In Tanzania, many urban and rural areas still function under traditional customs that put women at a social and economic disadvantage. Women often lack economic freedom and access to decision-making opportunities at all levels. They continue to experience poverty and illiteracy at higher rates than men and are more likely to be subjected to gender-based violence. Women also tend to have less access than men to property ownership, credit, training, and employment. Fortunately, those discriminatory traditions, norms, and stereotypes are being challenged. Below, Sijali Kipuli from Somanga Village in Tanzania shows us how a social system in savings and credits can economically liberate the poorest people and empower women.
I was born in 1966
in the village of Nyamwage, in Rufiji Delta. My parents divorced when I was
young, so my mother and I moved in with my grandparents. With little education,
we were poor and felt helpless. But we had to persist and began farming rice,
cashew nuts, cassava, maize, millet, and legumes.
Between 1983 and
2003, I married twice and had five children. I moved to a fishing village,
where I rented a room and started a business as a food vendor selling chicken
soup, rice and ugali—a stiff porridge made from maize or cassava flour.

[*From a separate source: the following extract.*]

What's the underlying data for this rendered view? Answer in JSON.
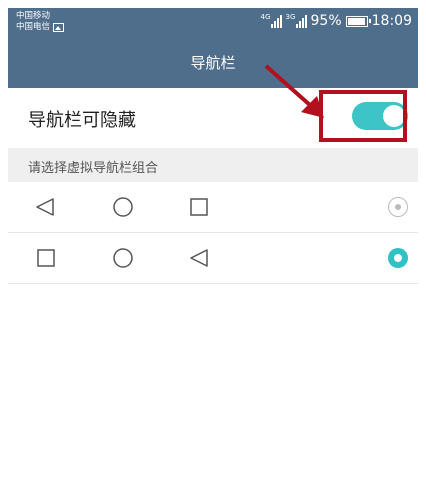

This business enabled me to buy a piece of land where I built my first house.
In 2006, World
Wildlife Fund (WWF) came to our village to introduce Village
Community Banking—a way for people to get loans without needing conventional
banks that often make such an exercise difficult in Tanzania. Here’s how it
works: a group of community members form one by agreeing to deposit a certain
amount of money into a group savings fund. Members can then request loans from
the group for income-generating activities and educational purposes. These
community banks can also provide funds for healthcare and social concerns.
I attended WWF’s
meeting on community banking with many other women and just a few days later,
we formed four village banking groups of 30 people each. I received
training on savings and loan skills, small business skills, making profits,
finding markets, separating personal and business expenditures, and maintaining
capital. After a year and a half, my group ended the first savings and loaning
cycle, and we divided our money. With my share, I managed to build my first
modern house with six rooms, concrete bricks, and iron sheet.
In 2012, Aga
Khan Foundation, which brings together human, financial, and technical
resources to address some of the challenges faced by the poorest and most
marginalized communities in the world, came to Kilwa, Tanzania, to introduce a
similar project. They were looking for residents who had worked with village community
banks to train others. With the experience gained from WWF, I was
selected as a community-based trainer, working in four wards and 16 villages to
form and organize 84 banking groups. In 2013, WWF expanded its
activities to two new areas, and I helped to form an additional 76 groups and
became a leader of other community-based trainers for WWF projects.
Since I joined a
village community bank, I have managed to shift my food vending business to my
eldest daughter for her to manage. The other two girls are still in school. In
2019, I bought a big farm for planting simsim, a marketable crop for
Indian communities. And I still continue as a trainer to teach women to work
hard to support their family’s education, health, and other developments. I
also own a mobile money transfer shop worth TZS 40 Million (US$17,391) and most
of my clients are fishermen and traders. I am now empowered financially.